Earthworms are another incredibly important organism to humans, in that they cultivate and aerate the soil, whilst also converting nutrients locked up in mineral or organic form into chemical forms that are available to plant roots.

On the minus side, soil can harbour human pathogens such as the bacteria that cause Legionnaires disease or tetanus, not to mention the myriad of plant pests and diseases such as root rotting fungi and root knot nematodes that can wipe out plants that we are growing.

There are also countless organisms in the soil that are neutral as far as humans are concerned. They are all doing something in the soil and are part of the complex web of life that exists all over the planet, both above and below ground. All of the organisms, good, bad or neutral form a complex and dynamic balance in the soil.

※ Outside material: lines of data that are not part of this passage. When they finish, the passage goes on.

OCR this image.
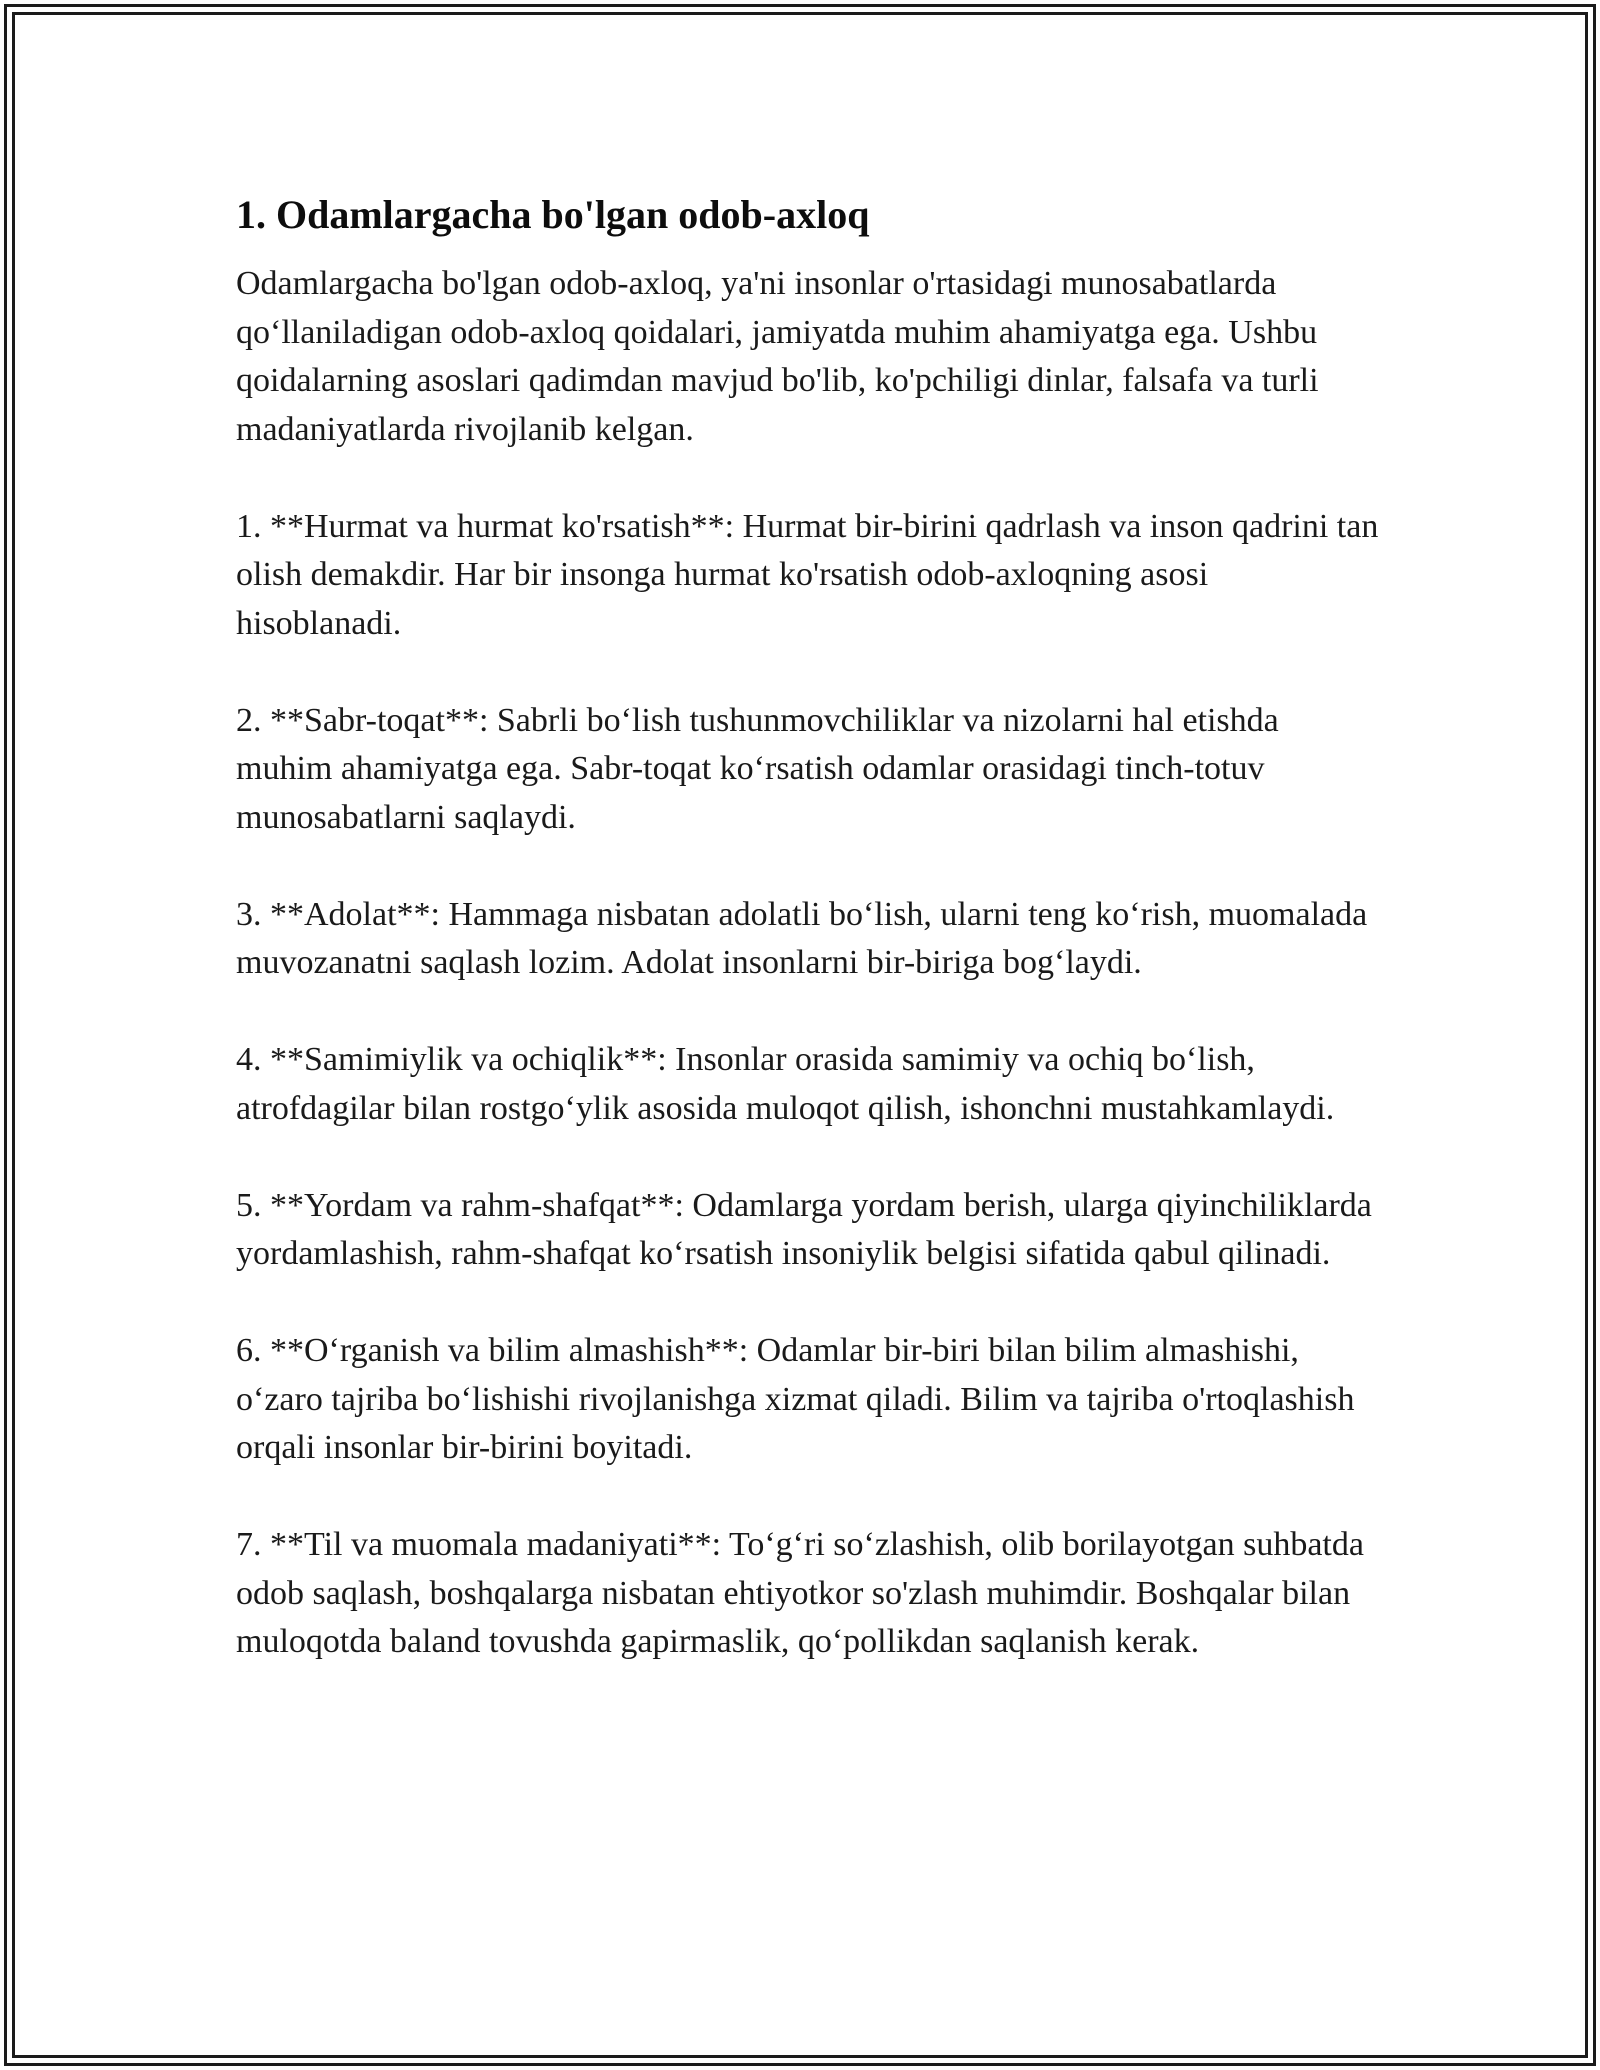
1. Odamlargacha bo'lgan odob-axloq

Odamlargacha bo'lgan odob-axloq, ya'ni insonlar o'rtasidagi munosabatlarda qo‘llaniladigan odob-axloq qoidalari, jamiyatda muhim ahamiyatga ega. Ushbu qoidalarning asoslari qadimdan mavjud bo'lib, ko'pchiligi dinlar, falsafa va turli madaniyatlarda rivojlanib kelgan.

1. **Hurmat va hurmat ko'rsatish**: Hurmat bir-birini qadrlash va inson qadrini tan olish demakdir. Har bir insonga hurmat ko'rsatish odob-axloqning asosi hisoblanadi.

2. **Sabr-toqat**: Sabrli bo‘lish tushunmovchiliklar va nizolarni hal etishda muhim ahamiyatga ega. Sabr-toqat ko‘rsatish odamlar orasidagi tinch-totuv munosabatlarni saqlaydi.

3. **Adolat**: Hammaga nisbatan adolatli bo‘lish, ularni teng ko‘rish, muomalada muvozanatni saqlash lozim. Adolat insonlarni bir-biriga bog‘laydi.

4. **Samimiylik va ochiqlik**: Insonlar orasida samimiy va ochiq bo‘lish, atrofdagilar bilan rostgo‘ylik asosida muloqot qilish, ishonchni mustahkamlaydi.

5. **Yordam va rahm-shafqat**: Odamlarga yordam berish, ularga qiyinchiliklarda yordamlashish, rahm-shafqat ko‘rsatish insoniylik belgisi sifatida qabul qilinadi.

6. **O‘rganish va bilim almashish**: Odamlar bir-biri bilan bilim almashishi, o‘zaro tajriba bo‘lishishi rivojlanishga xizmat qiladi. Bilim va tajriba o'rtoqlashish orqali insonlar bir-birini boyitadi.

7. **Til va muomala madaniyati**: To‘g‘ri so‘zlashish, olib borilayotgan suhbatda odob saqlash, boshqalarga nisbatan ehtiyotkor so'zlash muhimdir. Boshqalar bilan muloqotda baland tovushda gapirmaslik, qo‘pollikdan saqlanish kerak.
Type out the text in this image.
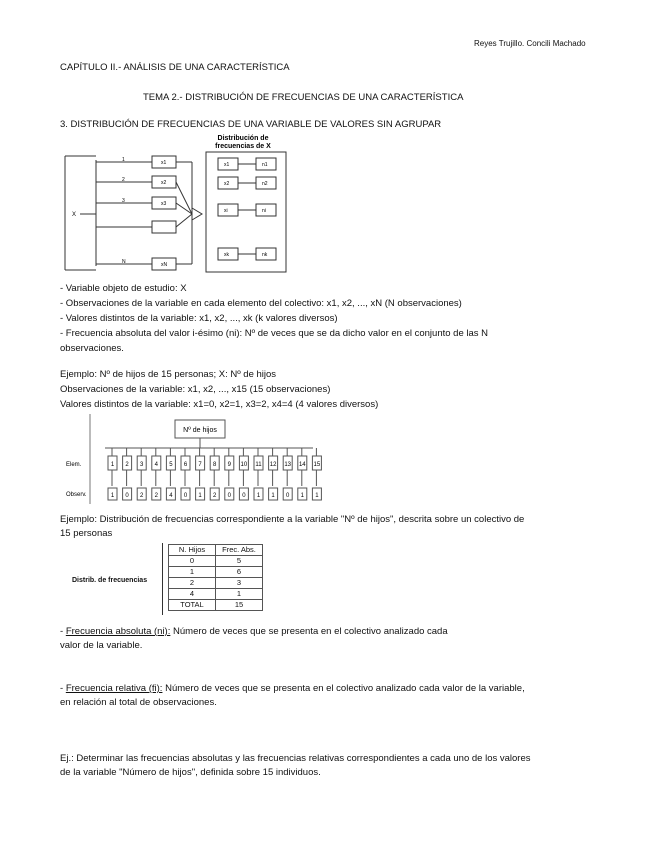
Reyes Trujillo. Concili Machado
CAPÍTULO II.- ANÁLISIS DE UNA CARACTERÍSTICA
TEMA 2.- DISTRIBUCIÓN DE FRECUENCIAS DE UNA CARACTERÍSTICA
3. DISTRIBUCIÓN DE FRECUENCIAS DE UNA VARIABLE DE VALORES SIN AGRUPAR
Distribución de
frecuencias de X
X
1	x1
2	x2
3	x3
N	xN
x1	n1
x2	n2
xi	ni
xk	nk
- Variable objeto de estudio: X
- Observaciones de la variable en cada elemento del colectivo: x1, x2, ..., xN (N observaciones)
- Valores distintos de la variable: x1, x2, ..., xk (k valores diversos)
- Frecuencia absoluta del valor i-ésimo (ni): Nº de veces que se da dicho valor en el conjunto de las N
observaciones.
Ejemplo: Nº de hijos de 15 personas; X: Nº de hijos
Observaciones de la variable: x1, x2, ..., x15 (15 observaciones)
Valores distintos de la variable: x1=0, x2=1, x3=2, x4=4 (4 valores diversos)
Nº de hijos
Elem.
Observ.
1
1
2
0
3
2
4
2
5
4
6
0
7
1
8
2
9
0
10
0
11
1
12
1
13
0
14
1
15
1
Ejemplo: Distribución de frecuencias correspondiente a la variable "Nº de hijos", descrita sobre un colectivo de
15 personas
Distrib. de frecuencias
N. Hijos	Frec. Abs.
0	5
1	6
2	3
4	1
TOTAL	15
- Frecuencia absoluta (ni): Número de veces que se presenta en el colectivo analizado cada
valor de la variable.
- Frecuencia relativa (fi): Número de veces que se presenta en el colectivo analizado cada valor de la variable,
en relación al total de observaciones.
Ej.: Determinar las frecuencias absolutas y las frecuencias relativas correspondientes a cada uno de los valores
de la variable "Número de hijos", definida sobre 15 individuos.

Keeping this balance at a point where the soil is a healthy environment for the plants we want to grow is crucial to a sustainable future for us all.

Encouraging soil biodiversity will go a very long way towards keeping the balance in favour of the plants we want to grow in our gardens and on our farms.

The many and varied organisms in a compost pile is a great snapshot of the sort of biodiversity that we want to encourage in our garden and agricultural soils.

The bacteria, fungi and earthworms in a compost heap will all survive and thrive in our soil if we provide them with their basic needs, namely water, air, nutrients and suitable climatic conditions.

The message in encouraging healthy soil biodiversity is a very simple one, feed them and they will come!

Creating your own compost is one of the very best things you can do to add to your soil to encourage a healthy soil ecosystem that favours the ‘good’ organisms and minimises the ‘bad’ ones.

The composting process, if done well, will add millions upon millions of desirable bacteria and fungi which tend to outcompete the ‘bad’ bugs and displace them from the soil ecosytem.

Worm farms are another wonderful way to create vibrant living compost (especially from kitchen scraps) to add to your soil in either liquid or solid form.

The take home message is to feed your soil with the good organic stuff – mature compost and well rotted manure are two of the best things you can use.

Put an organic mulch on top of that to insulate your soil against extreme temperatures and excessive moisture loss, and you will be amazed at the living soil you create, full of earthworms and beneficial microbes that keep your soil perfectly balanced for plant growth.